Neither the author, nor his translator, Ms Yin, explore this (apparently shared) philosophy further in this book, but a possible small typographical error (or a work of the “collective unconscious”) may give the close reader of the book a clue where the poet and his translator “are coming from”. For the title of the poem for the book’s central figure of political philosophy is “Mandala”, not “Mandela” (p. 39), and, of course, the mandala is the “magic circle”, self-representation of a psychic process of centring, and production of a new centre of personality, in the psychology of Carl Jung, and it is a symbol that unites the cultures of East and West. Furthermore, it has been creatively used by scholars to throw light on the work of key authors in the Romantic tradition (see, for example, Professor Roderick Marshall’s study of the “earthly paradises” of William Morris).

Starlight Tapestry is a wonderful book that improves with every reading. The accessible style of the poetry, and clear organization of the text, make it a joy to read, and the cover and occasional illustrations fit in well with the spare, almost stark, poetic presentation. This book is ideal for Chinese readers wanting to sample Canadian poetry in English, as well as learn more about English literature in general. A sensitive and accurate account of a long life in Canada lived in the light of literature is given in this book, and it constitutes a real contribution to cross-cultural communication.


© Terry Barker

Terry Barker taught Canadian Studies at Humber College, Toronto, Canada, including for over a decade in a special program for international students from China. He currently is researching the origins of the Canadian national archetype of “The True North.”
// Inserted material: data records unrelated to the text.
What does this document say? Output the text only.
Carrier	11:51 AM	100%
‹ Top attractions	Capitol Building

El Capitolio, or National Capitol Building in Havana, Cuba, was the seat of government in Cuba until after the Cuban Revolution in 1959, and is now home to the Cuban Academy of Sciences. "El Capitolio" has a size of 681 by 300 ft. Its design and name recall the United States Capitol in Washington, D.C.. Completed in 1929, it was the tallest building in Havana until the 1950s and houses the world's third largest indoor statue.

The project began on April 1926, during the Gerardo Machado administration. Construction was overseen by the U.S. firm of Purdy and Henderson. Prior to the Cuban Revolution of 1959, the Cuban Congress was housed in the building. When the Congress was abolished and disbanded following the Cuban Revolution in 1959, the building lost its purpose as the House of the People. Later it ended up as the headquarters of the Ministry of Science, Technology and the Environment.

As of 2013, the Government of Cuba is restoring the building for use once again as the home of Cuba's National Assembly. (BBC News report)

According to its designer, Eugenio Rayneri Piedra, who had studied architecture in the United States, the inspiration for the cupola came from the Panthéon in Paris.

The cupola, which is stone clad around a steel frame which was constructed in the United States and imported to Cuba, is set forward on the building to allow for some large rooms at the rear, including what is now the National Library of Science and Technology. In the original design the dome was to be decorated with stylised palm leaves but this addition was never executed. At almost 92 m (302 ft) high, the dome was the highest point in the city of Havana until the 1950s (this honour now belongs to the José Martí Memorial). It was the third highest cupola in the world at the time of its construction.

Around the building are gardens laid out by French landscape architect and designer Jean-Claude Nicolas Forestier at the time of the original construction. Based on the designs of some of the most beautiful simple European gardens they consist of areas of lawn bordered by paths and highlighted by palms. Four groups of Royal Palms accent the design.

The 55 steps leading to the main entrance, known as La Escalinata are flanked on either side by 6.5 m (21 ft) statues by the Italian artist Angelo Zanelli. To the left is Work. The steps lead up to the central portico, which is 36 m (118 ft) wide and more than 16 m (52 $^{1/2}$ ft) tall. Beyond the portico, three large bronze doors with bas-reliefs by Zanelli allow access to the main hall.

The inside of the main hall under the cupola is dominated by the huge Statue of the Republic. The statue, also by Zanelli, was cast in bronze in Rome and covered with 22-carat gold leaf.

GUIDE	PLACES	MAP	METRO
Don Gutteridge was born in Sarnia, Ontario, Canada and raised in the nearby village of Point Edward. He taught High School English for seven years, later becoming a Professor in the Faculty of Education at the University of Western Ontario, where he is now Professor Emeritus. He is the author of more than seventy books, poetry, fiction and scholarly works in pedagogical theory and practice. He has published more than twenty novels including the twelve-volume Marc Edwards mystery series, and forty-four books of poetry, one of which, Coppermine, was short-listed for the 1973 Governor-General’s Literary Award. In 1970 he won the UWO President’s medal for the best poem of that year, “Death at Quebec”. Don currently lives in London, Ontario.